Playing on Zola’s famous letter denouncing the anti-Semitism of the French government throughout the Dreyfus affair, Aharon Shabtai’s title can be taken literally: it charges his government and his people with crimes against the humanity of their neighbors. Here we find snipers shooting children, spin-masters trying to whitewash blood baths, ammunition “distributed like bars of chocolate,” and “technicians of slaughter” for whom morality is merely “a pain in the ass.” With a splendid lyrical physicality that accentuates Shabtai’s terse immediacy and matter-of-fact scorn, the poems cover a period of six years – from the 1996 election of Netanyahu as prime minister through the curfews, lynchings, riots, sieges, and bombings of the second intifada. But at the heart of J’Accuse is the fate of the ethical Hebrew culture in which the poet was raised: Shabtai refuses to abandon his belief in the moral underpinnings of Israeli society or to be silent before the barbaric and brutal. He witnesses, he protests, he warns. Above all, he holds up a mirror to his nation.

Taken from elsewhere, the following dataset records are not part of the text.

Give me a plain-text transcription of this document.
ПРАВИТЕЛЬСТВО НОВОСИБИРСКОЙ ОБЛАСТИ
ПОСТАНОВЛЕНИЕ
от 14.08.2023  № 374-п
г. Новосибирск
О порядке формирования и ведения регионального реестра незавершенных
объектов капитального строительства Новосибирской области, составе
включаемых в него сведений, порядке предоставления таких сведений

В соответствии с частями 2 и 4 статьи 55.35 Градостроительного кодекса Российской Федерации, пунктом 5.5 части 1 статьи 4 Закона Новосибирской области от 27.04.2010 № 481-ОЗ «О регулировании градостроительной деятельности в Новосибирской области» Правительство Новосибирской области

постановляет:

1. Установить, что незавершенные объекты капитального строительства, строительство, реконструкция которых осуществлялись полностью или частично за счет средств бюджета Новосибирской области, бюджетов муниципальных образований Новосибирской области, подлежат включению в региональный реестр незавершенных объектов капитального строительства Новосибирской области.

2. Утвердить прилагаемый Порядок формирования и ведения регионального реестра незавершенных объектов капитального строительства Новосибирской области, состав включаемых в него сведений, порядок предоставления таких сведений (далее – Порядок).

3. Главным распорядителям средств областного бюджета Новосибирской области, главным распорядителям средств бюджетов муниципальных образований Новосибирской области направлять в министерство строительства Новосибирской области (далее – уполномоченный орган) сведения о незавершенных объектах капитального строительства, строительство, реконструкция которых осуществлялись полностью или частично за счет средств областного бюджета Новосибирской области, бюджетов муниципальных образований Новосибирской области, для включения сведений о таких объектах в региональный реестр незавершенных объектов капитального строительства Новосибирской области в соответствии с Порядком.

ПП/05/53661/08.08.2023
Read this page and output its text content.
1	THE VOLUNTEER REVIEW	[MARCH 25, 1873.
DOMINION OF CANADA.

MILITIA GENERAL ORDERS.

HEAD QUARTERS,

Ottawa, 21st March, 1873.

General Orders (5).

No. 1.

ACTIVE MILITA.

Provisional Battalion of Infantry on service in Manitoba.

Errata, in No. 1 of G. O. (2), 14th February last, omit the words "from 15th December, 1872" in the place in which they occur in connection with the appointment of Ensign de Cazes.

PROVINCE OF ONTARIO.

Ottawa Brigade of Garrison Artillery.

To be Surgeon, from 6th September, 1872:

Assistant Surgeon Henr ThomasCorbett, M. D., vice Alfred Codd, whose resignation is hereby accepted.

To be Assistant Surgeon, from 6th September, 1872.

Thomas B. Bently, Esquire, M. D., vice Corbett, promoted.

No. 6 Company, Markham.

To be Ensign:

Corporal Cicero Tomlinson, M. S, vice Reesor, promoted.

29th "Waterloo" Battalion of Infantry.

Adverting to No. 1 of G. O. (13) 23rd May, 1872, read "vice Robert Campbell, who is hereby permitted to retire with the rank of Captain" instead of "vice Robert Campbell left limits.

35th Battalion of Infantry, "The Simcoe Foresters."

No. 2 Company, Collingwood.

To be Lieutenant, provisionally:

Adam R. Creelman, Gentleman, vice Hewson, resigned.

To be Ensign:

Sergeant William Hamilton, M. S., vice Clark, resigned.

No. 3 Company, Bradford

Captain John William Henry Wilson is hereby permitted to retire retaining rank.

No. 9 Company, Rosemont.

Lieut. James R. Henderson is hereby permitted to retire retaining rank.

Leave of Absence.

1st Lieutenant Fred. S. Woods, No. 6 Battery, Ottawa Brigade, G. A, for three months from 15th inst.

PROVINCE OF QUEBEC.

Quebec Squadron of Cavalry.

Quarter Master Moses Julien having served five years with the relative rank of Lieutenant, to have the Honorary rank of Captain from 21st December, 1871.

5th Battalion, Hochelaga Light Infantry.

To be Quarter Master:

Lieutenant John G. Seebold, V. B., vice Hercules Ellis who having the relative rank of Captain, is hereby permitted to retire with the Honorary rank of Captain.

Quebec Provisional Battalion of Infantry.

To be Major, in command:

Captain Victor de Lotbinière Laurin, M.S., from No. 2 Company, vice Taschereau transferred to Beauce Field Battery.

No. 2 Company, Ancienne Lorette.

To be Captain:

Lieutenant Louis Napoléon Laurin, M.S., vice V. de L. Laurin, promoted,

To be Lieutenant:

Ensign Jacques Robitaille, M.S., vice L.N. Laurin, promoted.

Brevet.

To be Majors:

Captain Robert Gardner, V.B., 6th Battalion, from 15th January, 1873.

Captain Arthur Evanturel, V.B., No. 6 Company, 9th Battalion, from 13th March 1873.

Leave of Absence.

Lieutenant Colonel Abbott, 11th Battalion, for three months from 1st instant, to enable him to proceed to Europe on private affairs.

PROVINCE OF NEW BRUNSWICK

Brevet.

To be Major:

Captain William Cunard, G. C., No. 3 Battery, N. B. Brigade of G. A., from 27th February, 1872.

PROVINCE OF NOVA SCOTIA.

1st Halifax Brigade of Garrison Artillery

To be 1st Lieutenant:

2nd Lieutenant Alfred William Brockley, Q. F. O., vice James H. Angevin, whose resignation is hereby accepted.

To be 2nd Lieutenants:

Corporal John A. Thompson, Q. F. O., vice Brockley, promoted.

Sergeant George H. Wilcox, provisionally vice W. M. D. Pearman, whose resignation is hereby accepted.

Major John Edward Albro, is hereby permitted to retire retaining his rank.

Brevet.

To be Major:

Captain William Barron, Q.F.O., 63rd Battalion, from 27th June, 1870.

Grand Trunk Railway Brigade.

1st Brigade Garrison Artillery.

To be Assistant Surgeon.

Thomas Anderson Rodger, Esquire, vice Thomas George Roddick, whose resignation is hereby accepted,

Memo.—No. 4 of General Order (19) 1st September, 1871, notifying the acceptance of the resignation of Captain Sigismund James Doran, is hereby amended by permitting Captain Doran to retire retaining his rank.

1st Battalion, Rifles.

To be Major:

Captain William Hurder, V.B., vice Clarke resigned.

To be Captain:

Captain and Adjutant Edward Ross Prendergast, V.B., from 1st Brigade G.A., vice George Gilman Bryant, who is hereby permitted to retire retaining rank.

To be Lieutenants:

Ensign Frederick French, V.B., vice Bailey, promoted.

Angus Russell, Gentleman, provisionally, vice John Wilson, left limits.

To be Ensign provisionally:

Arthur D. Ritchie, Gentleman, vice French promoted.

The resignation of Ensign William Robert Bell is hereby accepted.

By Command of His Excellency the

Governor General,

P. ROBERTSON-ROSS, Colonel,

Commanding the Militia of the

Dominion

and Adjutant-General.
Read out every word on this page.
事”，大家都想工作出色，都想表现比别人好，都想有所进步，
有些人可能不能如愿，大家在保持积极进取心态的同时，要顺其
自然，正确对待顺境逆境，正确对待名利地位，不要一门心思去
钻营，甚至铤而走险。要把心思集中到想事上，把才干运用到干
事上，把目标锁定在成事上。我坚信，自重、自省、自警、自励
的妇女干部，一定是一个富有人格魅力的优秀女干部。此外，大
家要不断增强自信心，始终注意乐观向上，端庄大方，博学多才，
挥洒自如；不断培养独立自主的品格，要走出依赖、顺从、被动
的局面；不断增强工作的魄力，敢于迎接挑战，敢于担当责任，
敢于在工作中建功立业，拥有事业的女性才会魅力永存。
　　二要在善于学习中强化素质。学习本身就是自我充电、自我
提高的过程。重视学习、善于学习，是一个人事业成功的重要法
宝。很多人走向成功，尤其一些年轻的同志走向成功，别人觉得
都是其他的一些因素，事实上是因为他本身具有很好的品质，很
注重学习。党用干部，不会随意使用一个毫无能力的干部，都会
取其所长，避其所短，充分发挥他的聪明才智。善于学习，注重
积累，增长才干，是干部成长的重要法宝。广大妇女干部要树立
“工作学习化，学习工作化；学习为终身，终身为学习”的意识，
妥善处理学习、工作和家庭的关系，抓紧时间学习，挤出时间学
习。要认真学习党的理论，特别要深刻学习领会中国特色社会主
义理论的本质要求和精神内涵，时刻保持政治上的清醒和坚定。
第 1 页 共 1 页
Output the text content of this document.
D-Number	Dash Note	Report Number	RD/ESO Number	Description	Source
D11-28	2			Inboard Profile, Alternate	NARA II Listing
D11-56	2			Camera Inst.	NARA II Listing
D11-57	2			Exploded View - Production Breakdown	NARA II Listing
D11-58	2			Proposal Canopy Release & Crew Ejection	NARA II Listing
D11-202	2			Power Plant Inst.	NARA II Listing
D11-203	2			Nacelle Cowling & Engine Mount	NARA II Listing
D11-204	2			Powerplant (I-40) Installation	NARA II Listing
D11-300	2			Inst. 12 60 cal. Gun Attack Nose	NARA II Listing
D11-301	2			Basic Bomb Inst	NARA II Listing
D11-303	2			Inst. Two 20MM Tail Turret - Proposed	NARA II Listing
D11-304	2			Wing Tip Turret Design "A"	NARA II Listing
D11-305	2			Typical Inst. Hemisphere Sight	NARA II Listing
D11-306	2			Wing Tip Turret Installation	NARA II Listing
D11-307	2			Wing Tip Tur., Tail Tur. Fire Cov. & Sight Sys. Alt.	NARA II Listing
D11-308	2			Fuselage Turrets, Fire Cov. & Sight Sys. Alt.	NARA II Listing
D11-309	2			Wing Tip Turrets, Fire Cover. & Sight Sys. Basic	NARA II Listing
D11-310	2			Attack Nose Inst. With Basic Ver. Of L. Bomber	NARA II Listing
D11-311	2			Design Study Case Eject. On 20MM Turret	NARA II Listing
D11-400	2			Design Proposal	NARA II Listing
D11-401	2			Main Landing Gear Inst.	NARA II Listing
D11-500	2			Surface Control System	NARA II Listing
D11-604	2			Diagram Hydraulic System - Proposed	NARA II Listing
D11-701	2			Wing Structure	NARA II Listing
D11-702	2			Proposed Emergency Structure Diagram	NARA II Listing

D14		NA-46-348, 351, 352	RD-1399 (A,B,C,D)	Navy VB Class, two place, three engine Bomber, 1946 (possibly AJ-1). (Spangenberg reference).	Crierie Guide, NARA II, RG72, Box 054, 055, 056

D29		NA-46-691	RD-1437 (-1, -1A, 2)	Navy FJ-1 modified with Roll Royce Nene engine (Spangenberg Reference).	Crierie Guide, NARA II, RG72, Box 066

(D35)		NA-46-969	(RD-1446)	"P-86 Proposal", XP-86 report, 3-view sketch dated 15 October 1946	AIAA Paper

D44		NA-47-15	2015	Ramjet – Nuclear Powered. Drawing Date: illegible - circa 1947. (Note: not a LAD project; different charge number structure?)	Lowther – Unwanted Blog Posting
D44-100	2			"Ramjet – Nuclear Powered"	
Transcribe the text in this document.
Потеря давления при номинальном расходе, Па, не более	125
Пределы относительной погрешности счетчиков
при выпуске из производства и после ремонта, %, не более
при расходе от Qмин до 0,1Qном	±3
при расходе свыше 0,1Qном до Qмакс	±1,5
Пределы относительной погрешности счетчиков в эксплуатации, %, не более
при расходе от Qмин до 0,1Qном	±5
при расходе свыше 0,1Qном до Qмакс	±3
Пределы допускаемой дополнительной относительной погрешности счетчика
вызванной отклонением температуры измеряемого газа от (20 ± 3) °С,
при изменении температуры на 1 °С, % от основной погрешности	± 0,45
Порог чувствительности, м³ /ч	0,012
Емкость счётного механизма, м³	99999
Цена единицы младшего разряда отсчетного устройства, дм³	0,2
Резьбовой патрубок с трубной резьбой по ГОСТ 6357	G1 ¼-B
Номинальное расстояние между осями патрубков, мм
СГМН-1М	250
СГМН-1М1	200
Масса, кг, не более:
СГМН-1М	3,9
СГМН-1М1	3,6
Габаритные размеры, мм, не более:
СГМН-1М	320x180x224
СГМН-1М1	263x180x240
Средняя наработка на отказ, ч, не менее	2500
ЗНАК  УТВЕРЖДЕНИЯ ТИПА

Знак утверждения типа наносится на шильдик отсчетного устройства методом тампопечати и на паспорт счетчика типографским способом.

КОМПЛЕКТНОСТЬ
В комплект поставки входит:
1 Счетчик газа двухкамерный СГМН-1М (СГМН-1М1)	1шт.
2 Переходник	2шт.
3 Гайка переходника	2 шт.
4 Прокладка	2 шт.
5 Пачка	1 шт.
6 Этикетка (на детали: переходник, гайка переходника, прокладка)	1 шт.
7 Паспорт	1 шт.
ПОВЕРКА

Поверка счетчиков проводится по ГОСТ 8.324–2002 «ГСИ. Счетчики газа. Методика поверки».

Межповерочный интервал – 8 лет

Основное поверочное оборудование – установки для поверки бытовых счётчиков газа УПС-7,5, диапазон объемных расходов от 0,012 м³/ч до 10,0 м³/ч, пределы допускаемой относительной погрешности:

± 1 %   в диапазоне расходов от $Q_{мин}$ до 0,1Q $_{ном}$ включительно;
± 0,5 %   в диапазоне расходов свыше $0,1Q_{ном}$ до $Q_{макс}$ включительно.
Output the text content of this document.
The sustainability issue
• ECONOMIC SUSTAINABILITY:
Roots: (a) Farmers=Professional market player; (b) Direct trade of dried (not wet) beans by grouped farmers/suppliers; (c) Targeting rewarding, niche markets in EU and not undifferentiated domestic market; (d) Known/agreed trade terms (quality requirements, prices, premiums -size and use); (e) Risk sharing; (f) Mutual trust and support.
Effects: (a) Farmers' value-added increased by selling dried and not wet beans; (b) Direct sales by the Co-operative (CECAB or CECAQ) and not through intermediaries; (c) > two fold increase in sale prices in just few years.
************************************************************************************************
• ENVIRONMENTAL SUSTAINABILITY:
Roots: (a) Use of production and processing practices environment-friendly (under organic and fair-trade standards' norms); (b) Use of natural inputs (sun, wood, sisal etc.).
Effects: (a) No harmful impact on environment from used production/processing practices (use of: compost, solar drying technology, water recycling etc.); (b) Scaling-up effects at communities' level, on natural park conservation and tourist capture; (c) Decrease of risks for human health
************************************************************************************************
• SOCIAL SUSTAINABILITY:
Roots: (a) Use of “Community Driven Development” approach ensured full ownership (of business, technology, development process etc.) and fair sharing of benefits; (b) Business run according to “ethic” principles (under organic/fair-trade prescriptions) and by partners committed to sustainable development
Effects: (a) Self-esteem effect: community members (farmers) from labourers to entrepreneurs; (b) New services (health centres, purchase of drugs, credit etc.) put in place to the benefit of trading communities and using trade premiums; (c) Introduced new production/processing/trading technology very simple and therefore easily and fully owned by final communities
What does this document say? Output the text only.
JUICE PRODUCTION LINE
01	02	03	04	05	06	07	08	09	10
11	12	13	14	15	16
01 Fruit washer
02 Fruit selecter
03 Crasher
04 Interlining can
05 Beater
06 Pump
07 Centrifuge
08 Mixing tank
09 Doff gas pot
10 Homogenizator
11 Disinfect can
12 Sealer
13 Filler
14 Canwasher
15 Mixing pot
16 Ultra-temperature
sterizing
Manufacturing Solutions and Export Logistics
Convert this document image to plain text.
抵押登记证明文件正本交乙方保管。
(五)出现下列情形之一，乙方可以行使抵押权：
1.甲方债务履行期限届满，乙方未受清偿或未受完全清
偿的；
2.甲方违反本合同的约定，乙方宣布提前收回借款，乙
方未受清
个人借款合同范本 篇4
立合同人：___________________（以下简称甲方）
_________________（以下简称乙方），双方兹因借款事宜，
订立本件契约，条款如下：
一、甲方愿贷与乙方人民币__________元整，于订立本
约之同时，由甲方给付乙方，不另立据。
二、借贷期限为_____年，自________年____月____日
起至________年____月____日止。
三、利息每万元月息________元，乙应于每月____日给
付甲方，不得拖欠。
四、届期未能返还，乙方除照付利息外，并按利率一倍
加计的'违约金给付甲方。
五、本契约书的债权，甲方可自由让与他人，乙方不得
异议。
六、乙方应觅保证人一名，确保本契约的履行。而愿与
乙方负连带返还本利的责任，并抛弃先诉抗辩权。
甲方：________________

Aharon Shabtai’s J’Accuse, a slim volume in the prophetic vein, packs a terrific wallop. … Shabtai has the red coal on his tongue.
—The New York Times Book Review
There is no one like Shabtai: an erudite classicist who writes poems of voltaic frankness and political rage. These lyrics of a patriot betrayed by his government are both timely and timeless. Written for the newspapers, they will endure long after their referents are forgotten. But we are marooned in the present, and J’Accuseis the one new book of poetry that should be read right now.
Shabtai is one of the most exciting poets writing anywhere.